Stoga visits the inmates – male and female – typically once a week to teach them.
At Bedford Hills Correctional Facility in Bedford, N.Y., there are currently 16 inmates who are part of the Puppies Behind Bars program. They train the dogs – all Labrador Retrievers – from typically 8 weeks old to 2 years old. The dogs are then paired with a police officer or a veteran.
“Puppies Behind Bars offers an opportunity to contribute to society,” Stoga said. “We’re in a prison where there are over 600 inmates – 16 have chosen to do this.”
One of those inmates is Nicole Addimando, whose murder case garnered national attention. She has been involved in the Puppies Behind Bars for more than two years.
“There is no way to right some of the wrongs with what has happened, what brought us here,” she told FOX61 News. “This is a way we can be productive with our time and do something positive that can ultimately give back.”
Addimando, a mother of two young sons, recently won her appeal with the State of New York under the Domestic Violence Survivors Act, she will be free in about two and a half years and plans to focus on working with the dogs until then.
“This is the only place in this (prison) environment where we kind of get humanity back,” she said. “We feel like people again and we get to do something with our time that’s meaningful.”
The Puppies Behind Bars program has placed dogs across the country. In Connecticut, there are currently five K9s who graduated from the program.
In Middletown, Officer Jay Bodell is teamed with K9 Bear, a lovable and loyal black lab, who is used largely in therapeutic roles all around the area. Like all the Puppies Behind Bars graduates, Bear is a fully recognized ADA service dog.

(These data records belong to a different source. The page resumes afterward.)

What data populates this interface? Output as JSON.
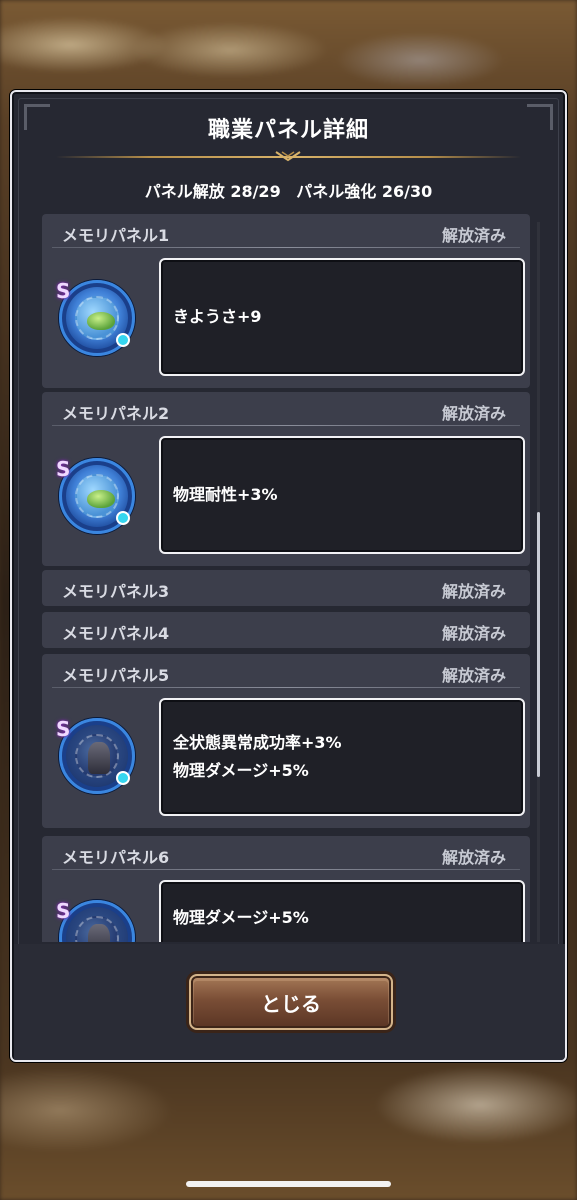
{
  "dialog": {
    "title": "職業パネル詳細",
    "stats": {
      "unlock": "パネル解放 28/29",
      "enhance": "パネル強化 26/30"
    },
    "close_label": "とじる"
  },
  "panels": [
    {
      "name": "メモリパネル1",
      "status": "解放済み",
      "expanded": true,
      "medal_icon": "slime-medal-icon",
      "effects": [
        "きようさ+9"
      ]
    },
    {
      "name": "メモリパネル2",
      "status": "解放済み",
      "expanded": true,
      "medal_icon": "slime-medal-icon",
      "effects": [
        "物理耐性+3%"
      ]
    },
    {
      "name": "メモリパネル3",
      "status": "解放済み",
      "expanded": false
    },
    {
      "name": "メモリパネル4",
      "status": "解放済み",
      "expanded": false
    },
    {
      "name": "メモリパネル5",
      "status": "解放済み",
      "expanded": true,
      "medal_icon": "armor-knight-medal-icon",
      "effects": [
        "全状態異常成功率+3%",
        "物理ダメージ+5%"
      ]
    },
    {
      "name": "メモリパネル6",
      "status": "解放済み",
      "expanded": true,
      "medal_icon": "armor-knight-medal-icon",
      "effects": [
        "物理ダメージ+5%"
      ]
    }
  ],
  "medal_rank": "S",
  "colors": {
    "dialog_bg": "#262832",
    "panel_bg": "#3c3e4b",
    "effect_bg": "#1f2027",
    "gold_accent": "#d8b36a",
    "button_brown": "#7a4e36"
  }
}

“The police officers and prisoners work together, and we learn all our commands and what these dogs have learned comes directly from the prisoners,” Bodell said.

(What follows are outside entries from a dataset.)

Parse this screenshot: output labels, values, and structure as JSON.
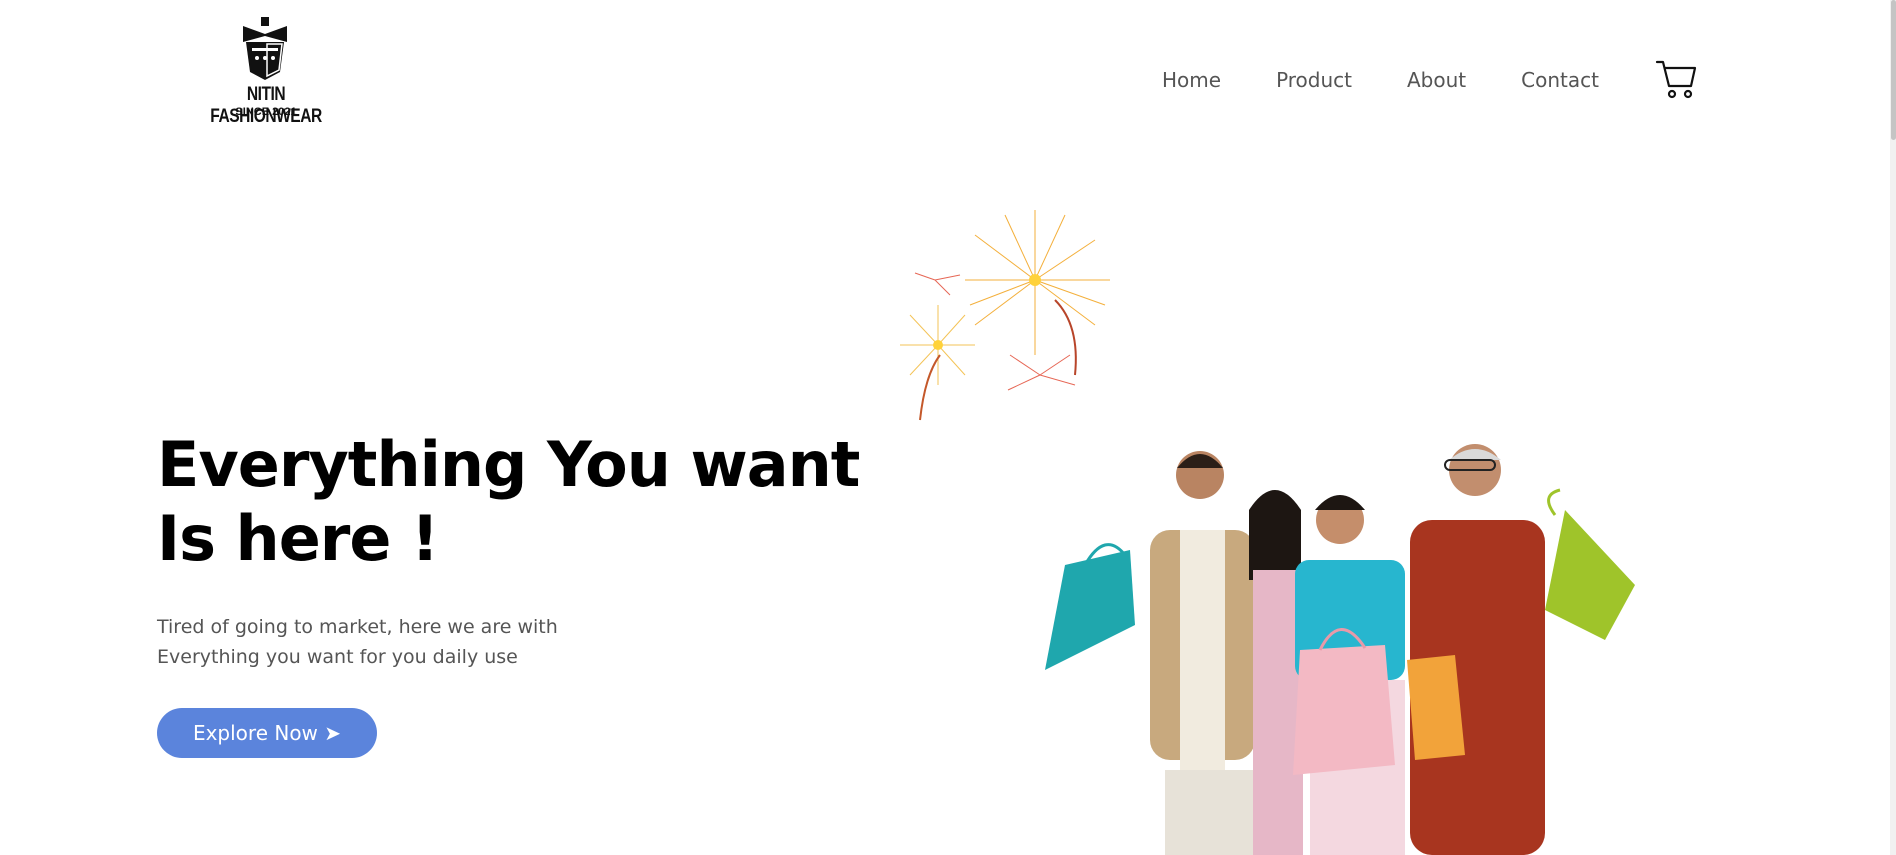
{
  "brand": {
    "name": "NITIN FASHIONWEAR",
    "since": "SINCE 2021"
  },
  "nav": {
    "items": [
      {
        "label": "Home"
      },
      {
        "label": "Product"
      },
      {
        "label": "About"
      },
      {
        "label": "Contact"
      }
    ],
    "cart_icon": "cart-icon"
  },
  "hero": {
    "title_line1": "Everything You want",
    "title_line2": "Is here !",
    "subtitle_line1": "Tired of going to market, here we are with",
    "subtitle_line2": "Everything you want for you daily use",
    "button_label": "Explore Now ➤"
  },
  "colors": {
    "button": "#5b84dc",
    "title": "#000000",
    "nav_text": "#555555"
  }
}
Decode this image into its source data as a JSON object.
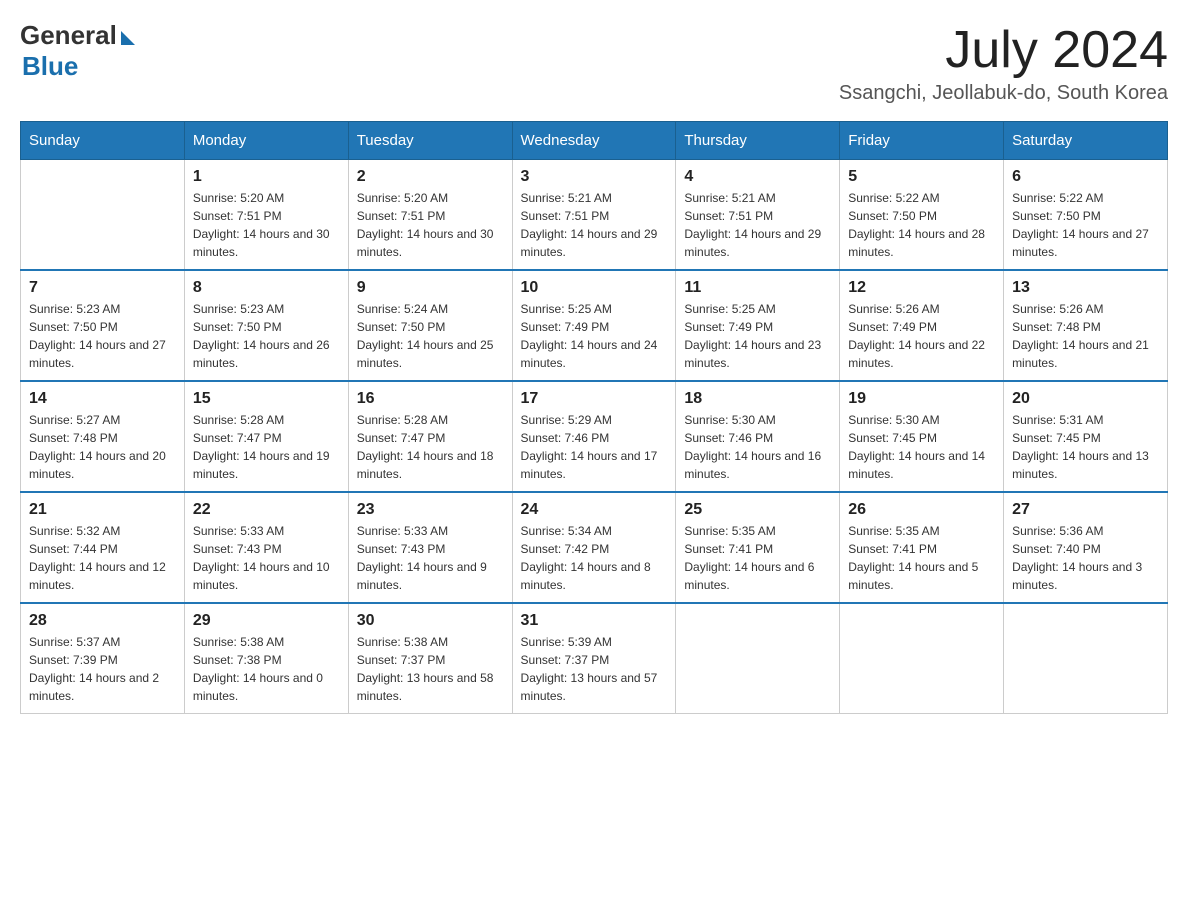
{
  "logo": {
    "general": "General",
    "blue": "Blue"
  },
  "header": {
    "month_year": "July 2024",
    "location": "Ssangchi, Jeollabuk-do, South Korea"
  },
  "weekdays": [
    "Sunday",
    "Monday",
    "Tuesday",
    "Wednesday",
    "Thursday",
    "Friday",
    "Saturday"
  ],
  "weeks": [
    [
      {
        "day": "",
        "sunrise": "",
        "sunset": "",
        "daylight": ""
      },
      {
        "day": "1",
        "sunrise": "Sunrise: 5:20 AM",
        "sunset": "Sunset: 7:51 PM",
        "daylight": "Daylight: 14 hours and 30 minutes."
      },
      {
        "day": "2",
        "sunrise": "Sunrise: 5:20 AM",
        "sunset": "Sunset: 7:51 PM",
        "daylight": "Daylight: 14 hours and 30 minutes."
      },
      {
        "day": "3",
        "sunrise": "Sunrise: 5:21 AM",
        "sunset": "Sunset: 7:51 PM",
        "daylight": "Daylight: 14 hours and 29 minutes."
      },
      {
        "day": "4",
        "sunrise": "Sunrise: 5:21 AM",
        "sunset": "Sunset: 7:51 PM",
        "daylight": "Daylight: 14 hours and 29 minutes."
      },
      {
        "day": "5",
        "sunrise": "Sunrise: 5:22 AM",
        "sunset": "Sunset: 7:50 PM",
        "daylight": "Daylight: 14 hours and 28 minutes."
      },
      {
        "day": "6",
        "sunrise": "Sunrise: 5:22 AM",
        "sunset": "Sunset: 7:50 PM",
        "daylight": "Daylight: 14 hours and 27 minutes."
      }
    ],
    [
      {
        "day": "7",
        "sunrise": "Sunrise: 5:23 AM",
        "sunset": "Sunset: 7:50 PM",
        "daylight": "Daylight: 14 hours and 27 minutes."
      },
      {
        "day": "8",
        "sunrise": "Sunrise: 5:23 AM",
        "sunset": "Sunset: 7:50 PM",
        "daylight": "Daylight: 14 hours and 26 minutes."
      },
      {
        "day": "9",
        "sunrise": "Sunrise: 5:24 AM",
        "sunset": "Sunset: 7:50 PM",
        "daylight": "Daylight: 14 hours and 25 minutes."
      },
      {
        "day": "10",
        "sunrise": "Sunrise: 5:25 AM",
        "sunset": "Sunset: 7:49 PM",
        "daylight": "Daylight: 14 hours and 24 minutes."
      },
      {
        "day": "11",
        "sunrise": "Sunrise: 5:25 AM",
        "sunset": "Sunset: 7:49 PM",
        "daylight": "Daylight: 14 hours and 23 minutes."
      },
      {
        "day": "12",
        "sunrise": "Sunrise: 5:26 AM",
        "sunset": "Sunset: 7:49 PM",
        "daylight": "Daylight: 14 hours and 22 minutes."
      },
      {
        "day": "13",
        "sunrise": "Sunrise: 5:26 AM",
        "sunset": "Sunset: 7:48 PM",
        "daylight": "Daylight: 14 hours and 21 minutes."
      }
    ],
    [
      {
        "day": "14",
        "sunrise": "Sunrise: 5:27 AM",
        "sunset": "Sunset: 7:48 PM",
        "daylight": "Daylight: 14 hours and 20 minutes."
      },
      {
        "day": "15",
        "sunrise": "Sunrise: 5:28 AM",
        "sunset": "Sunset: 7:47 PM",
        "daylight": "Daylight: 14 hours and 19 minutes."
      },
      {
        "day": "16",
        "sunrise": "Sunrise: 5:28 AM",
        "sunset": "Sunset: 7:47 PM",
        "daylight": "Daylight: 14 hours and 18 minutes."
      },
      {
        "day": "17",
        "sunrise": "Sunrise: 5:29 AM",
        "sunset": "Sunset: 7:46 PM",
        "daylight": "Daylight: 14 hours and 17 minutes."
      },
      {
        "day": "18",
        "sunrise": "Sunrise: 5:30 AM",
        "sunset": "Sunset: 7:46 PM",
        "daylight": "Daylight: 14 hours and 16 minutes."
      },
      {
        "day": "19",
        "sunrise": "Sunrise: 5:30 AM",
        "sunset": "Sunset: 7:45 PM",
        "daylight": "Daylight: 14 hours and 14 minutes."
      },
      {
        "day": "20",
        "sunrise": "Sunrise: 5:31 AM",
        "sunset": "Sunset: 7:45 PM",
        "daylight": "Daylight: 14 hours and 13 minutes."
      }
    ],
    [
      {
        "day": "21",
        "sunrise": "Sunrise: 5:32 AM",
        "sunset": "Sunset: 7:44 PM",
        "daylight": "Daylight: 14 hours and 12 minutes."
      },
      {
        "day": "22",
        "sunrise": "Sunrise: 5:33 AM",
        "sunset": "Sunset: 7:43 PM",
        "daylight": "Daylight: 14 hours and 10 minutes."
      },
      {
        "day": "23",
        "sunrise": "Sunrise: 5:33 AM",
        "sunset": "Sunset: 7:43 PM",
        "daylight": "Daylight: 14 hours and 9 minutes."
      },
      {
        "day": "24",
        "sunrise": "Sunrise: 5:34 AM",
        "sunset": "Sunset: 7:42 PM",
        "daylight": "Daylight: 14 hours and 8 minutes."
      },
      {
        "day": "25",
        "sunrise": "Sunrise: 5:35 AM",
        "sunset": "Sunset: 7:41 PM",
        "daylight": "Daylight: 14 hours and 6 minutes."
      },
      {
        "day": "26",
        "sunrise": "Sunrise: 5:35 AM",
        "sunset": "Sunset: 7:41 PM",
        "daylight": "Daylight: 14 hours and 5 minutes."
      },
      {
        "day": "27",
        "sunrise": "Sunrise: 5:36 AM",
        "sunset": "Sunset: 7:40 PM",
        "daylight": "Daylight: 14 hours and 3 minutes."
      }
    ],
    [
      {
        "day": "28",
        "sunrise": "Sunrise: 5:37 AM",
        "sunset": "Sunset: 7:39 PM",
        "daylight": "Daylight: 14 hours and 2 minutes."
      },
      {
        "day": "29",
        "sunrise": "Sunrise: 5:38 AM",
        "sunset": "Sunset: 7:38 PM",
        "daylight": "Daylight: 14 hours and 0 minutes."
      },
      {
        "day": "30",
        "sunrise": "Sunrise: 5:38 AM",
        "sunset": "Sunset: 7:37 PM",
        "daylight": "Daylight: 13 hours and 58 minutes."
      },
      {
        "day": "31",
        "sunrise": "Sunrise: 5:39 AM",
        "sunset": "Sunset: 7:37 PM",
        "daylight": "Daylight: 13 hours and 57 minutes."
      },
      {
        "day": "",
        "sunrise": "",
        "sunset": "",
        "daylight": ""
      },
      {
        "day": "",
        "sunrise": "",
        "sunset": "",
        "daylight": ""
      },
      {
        "day": "",
        "sunrise": "",
        "sunset": "",
        "daylight": ""
      }
    ]
  ]
}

Officer Rich Simons, a 28-year veteran of the Yale University Police Department, works with K9 Heidi, an energetic yellow lab that has become a hit on campus.
“The highlight of my career was getting trained by inmates and getting a partner like Heidi. We go to work every day, (she’s) my best friend,” Simons exclaimed.
Puppies Behind Bars has also placed dogs at police departments in Groton, Naugatuck, and Torrington.
Bodell said he believes more highly trained K9s are coming to Connecticut in the months and years ahead and remains an advocate for the program.
“They are trying to right their wrongs by giving back to society and the police departments and veterans benefit the most,” Bodell said of the prisoners.
Back at Bedford Hills Correctional Facility, Stoga added: “These highly trained service dogs are making a huge difference in people’s lives and in the lives of the community and that never gets old.”
Addimando, alongside a Labrador named Katie, said: “We could sit in a cell all day or we could work with these animals all day long and know that they are going to leave here with a purpose.”
The non-profit program enlists volunteers for funding, sponsorship of the dogs, and giving their time to help acclimate the dogs to the outside world. To learn more about the Puppies Behind Bars program click here.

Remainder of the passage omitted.